Dans un contexte politique local de plus en plus explosif, le premier ministre risque donc de s’exposer à de nouveaux risques. Abiy, lui, a déclaré que l’attentat avait été organisé par des responsables cherchant à saper son programme de réformes. « Les gens qui ont fait ça appartiennent à des forces opposées à la paix. Vous devez arrêter de faire ça. Vous n’avez pas réussi dans le passé et vous ne réussirez pas dans le futur », a-t-il déclaré à la télévision, une fois mis en sécurité. Il avait récemment accusé les services de sécurité de s’être livrés à des « actes de terrorisme » vis-à-vis des populations qui manifestaient, notamment dans la région Oromia, dont il est originaire.
Cet ancien général âgé de 41 ans, et qui a succédé à Hailemariam Desalegn, qui a démissionné pour ouvrir la voie à des réformes, est en train, à marche forcée, de changer l’Ethiopie, notamment en ouvrant des secteurs de l’économie contrôlés depuis des décennies par une fraction du parti au pouvoir. S’il a des opposants, il peut cependant compter sur le fait qu’il appartient à l’ethnie Oromo, la plus importante numériquement du pays, jusqu’ici relativement marginalisée du point de vue politique, ce qui lui assure un soutien important.

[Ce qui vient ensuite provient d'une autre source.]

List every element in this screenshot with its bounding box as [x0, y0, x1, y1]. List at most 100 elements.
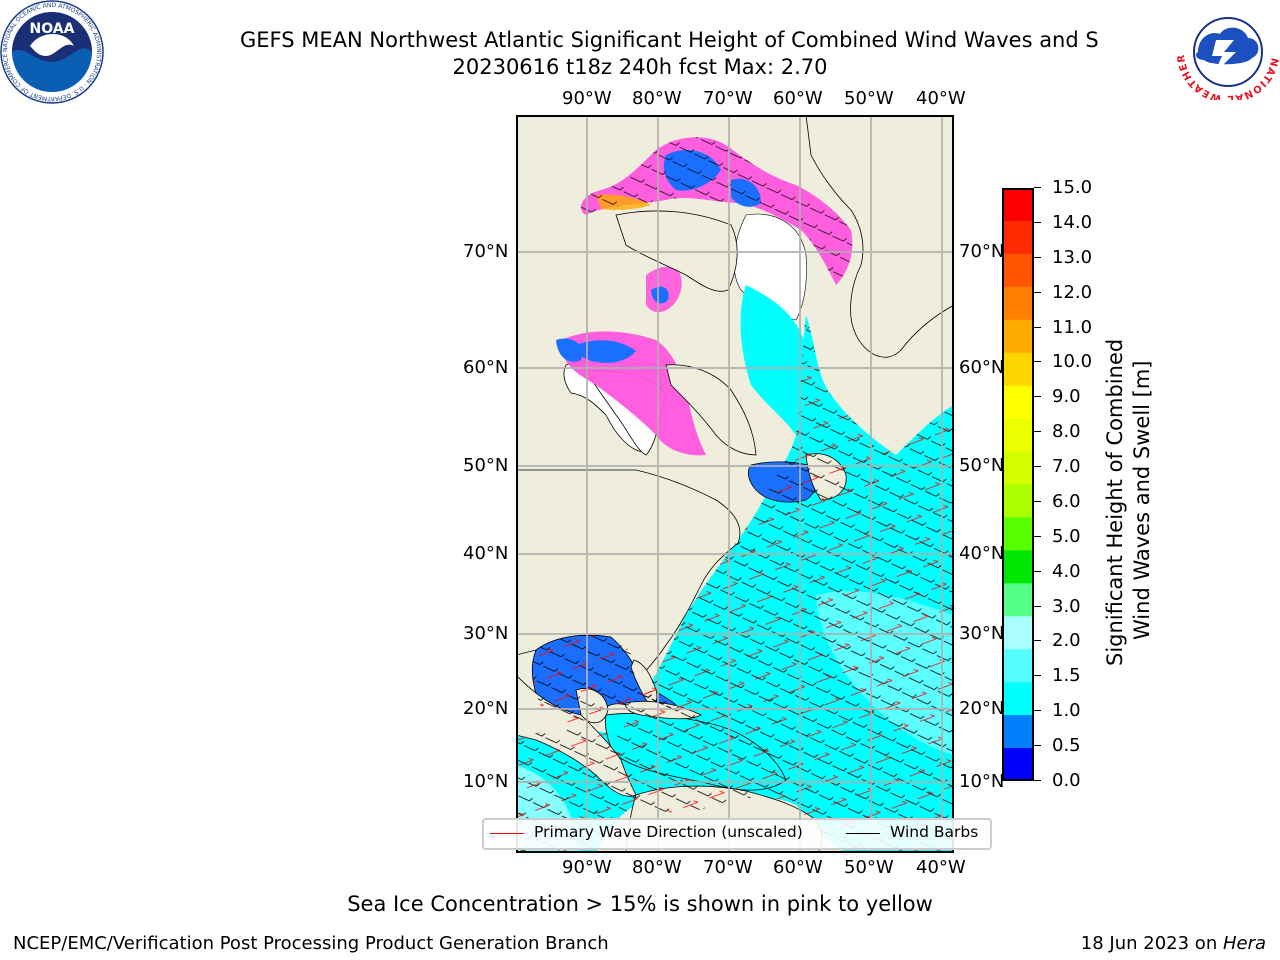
colorbar-swatch — [1002, 188, 1034, 222]
lat-tick-left-50n: 50°N — [463, 455, 509, 476]
colorbar-swatch — [1002, 385, 1034, 420]
lat-tick-right-70n: 70°N — [959, 241, 1005, 262]
lat-tick-left-30n: 30°N — [463, 623, 509, 644]
primary-wave-legend-label: Primary Wave Direction (unscaled) — [534, 823, 803, 841]
sea-ice-caption: Sea Ice Concentration > 15% is shown in … — [347, 892, 933, 916]
colorbar-swatch — [1002, 352, 1034, 387]
greenland — [805, 115, 954, 358]
colorbar-swatch — [1002, 682, 1034, 716]
colorbar-tick-label: 1.5 — [1052, 665, 1081, 687]
nws-logo: NATIONAL WEATHER SERVICE — [1176, 0, 1279, 100]
colorbar-tick-mark — [1034, 256, 1041, 258]
wave-direction-atlantic — [516, 315, 954, 853]
sea-ice-hudson — [561, 331, 706, 456]
colorbar-tick-label: 2.0 — [1052, 630, 1081, 652]
lon-tick-bottom-40w: 40°W — [916, 857, 966, 878]
colorbar-swatch — [1002, 616, 1034, 650]
colorbar-tick-mark — [1034, 187, 1041, 188]
colorbar-tick-mark — [1034, 361, 1041, 363]
colorbar-swatch — [1002, 319, 1034, 354]
colorbar — [1002, 188, 1034, 781]
colorbar-tick-mark — [1034, 291, 1041, 293]
lon-tick-bottom-60w: 60°W — [773, 857, 823, 878]
map-legend: Primary Wave Direction (unscaled) Wind B… — [482, 818, 992, 850]
colorbar-tick-label: 12.0 — [1052, 281, 1093, 303]
lat-tick-left-60n: 60°N — [463, 357, 509, 378]
colorbar-tick-mark — [1034, 780, 1041, 781]
lon-tick-top-70w: 70°W — [703, 88, 753, 109]
colorbar-tick-label: 8.0 — [1052, 421, 1081, 443]
colorbar-tick-label: 0.0 — [1052, 770, 1081, 791]
lat-tick-right-20n: 20°N — [959, 698, 1005, 719]
primary-wave-legend-line — [490, 833, 524, 834]
colorbar-label-line-2: Wind Waves and Swell [m] — [1130, 360, 1154, 640]
lat-tick-right-10n: 10°N — [959, 771, 1005, 792]
colorbar-tick-label: 14.0 — [1052, 211, 1093, 233]
lat-tick-right-30n: 30°N — [959, 623, 1005, 644]
lon-tick-top-50w: 50°W — [844, 88, 894, 109]
footer-branch: NCEP/EMC/Verification Post Processing Pr… — [13, 933, 609, 954]
colorbar-swatch — [1002, 484, 1034, 518]
lon-tick-bottom-90w: 90°W — [562, 857, 612, 878]
colorbar-tick-mark — [1034, 710, 1041, 712]
footer-host: Hera — [1222, 933, 1266, 954]
colorbar-tick-mark — [1034, 466, 1041, 468]
colorbar-swatch — [1002, 418, 1034, 453]
lat-tick-left-70n: 70°N — [463, 241, 509, 262]
colorbar-tick-label: 0.5 — [1052, 735, 1081, 757]
colorbar-tick-mark — [1034, 640, 1041, 642]
colorbar-swatch — [1002, 253, 1034, 288]
footer-date: 18 Jun 2023 on Hera — [1081, 933, 1266, 954]
lat-tick-left-40n: 40°N — [463, 543, 509, 564]
colorbar-swatch — [1002, 649, 1034, 683]
colorbar-tick-mark — [1034, 500, 1041, 502]
colorbar-tick-label: 4.0 — [1052, 560, 1081, 582]
lat-tick-right-40n: 40°N — [959, 543, 1005, 564]
colorbar-tick-label: 11.0 — [1052, 316, 1093, 338]
colorbar-swatch — [1002, 748, 1034, 781]
lon-tick-top-80w: 80°W — [632, 88, 682, 109]
colorbar-tick-label: 15.0 — [1052, 177, 1093, 198]
colorbar-tick-mark — [1034, 745, 1041, 747]
colorbar-tick-label: 6.0 — [1052, 490, 1081, 512]
lon-tick-bottom-70w: 70°W — [703, 857, 753, 878]
lat-tick-right-60n: 60°N — [959, 357, 1005, 378]
colorbar-tick-mark — [1034, 326, 1041, 328]
footer-date-text: 18 Jun 2023 on — [1080, 933, 1223, 954]
colorbar-tick-mark — [1034, 431, 1041, 433]
lon-tick-bottom-80w: 80°W — [632, 857, 682, 878]
colorbar-tick-mark — [1034, 396, 1041, 398]
colorbar-tick-label: 3.0 — [1052, 595, 1081, 617]
colorbar-tick-mark — [1034, 570, 1041, 572]
title-line-1: GEFS MEAN Northwest Atlantic Significant… — [240, 28, 1099, 52]
colorbar-swatch — [1002, 286, 1034, 321]
noaa-logo: NATIONAL OCEANIC AND ATMOSPHERIC ADMINIS… — [0, 0, 104, 104]
colorbar-swatch — [1002, 583, 1034, 617]
map-gridlines — [516, 115, 954, 853]
noaa-text: NOAA — [30, 21, 75, 37]
colorbar-tick-label: 9.0 — [1052, 386, 1081, 408]
lat-tick-left-20n: 20°N — [463, 698, 509, 719]
colorbar-label-line-1: Significant Height of Combined — [1103, 338, 1127, 666]
lon-tick-bottom-50w: 50°W — [844, 857, 894, 878]
wind-barbs-legend-label: Wind Barbs — [890, 823, 979, 841]
labrador — [665, 364, 757, 456]
colorbar-swatch — [1002, 550, 1034, 584]
lat-tick-left-10n: 10°N — [463, 771, 509, 792]
colorbar-tick-label: 7.0 — [1052, 456, 1081, 478]
colorbar-tick-mark — [1034, 221, 1041, 223]
lon-tick-top-60w: 60°W — [773, 88, 823, 109]
colorbar-swatch — [1002, 220, 1034, 255]
lat-tick-right-50n: 50°N — [959, 455, 1005, 476]
colorbar-tick-mark — [1034, 605, 1041, 607]
wind-barbs-legend-line — [846, 833, 880, 834]
colorbar-swatch — [1002, 517, 1034, 551]
colorbar-tick-mark — [1034, 535, 1041, 537]
colorbar-swatch — [1002, 451, 1034, 485]
lon-tick-top-90w: 90°W — [562, 88, 612, 109]
colorbar-swatch — [1002, 715, 1034, 749]
colorbar-tick-label: 10.0 — [1052, 351, 1093, 373]
colorbar-tick-label: 1.0 — [1052, 700, 1081, 722]
map-panel — [516, 115, 954, 853]
colorbar-tick-label: 5.0 — [1052, 525, 1081, 547]
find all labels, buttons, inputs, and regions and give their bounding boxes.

Par contre, les ennemis du premier ministre qui se trouveraient au coeur de l’appareil d’Etat vont tenter de l’arrêter et de bousculer ce processus de réformes en cours, notamment la libération de l’économie et la paix avec l’Erythrée, un dossier bloqué depuis vingt ans qui pourrait connaître des avancées fulgurantes dans un avenir très proche, mais qui ne fait pas l’unanimité (voir encadré). Face à ces défis, Abiy se trouve face à deux choix: « ralentir le rythme de la réforme ou, armé de sa popularité, poursuivre et aller de l’avant, prenant le risque de faire face à ses opposants ».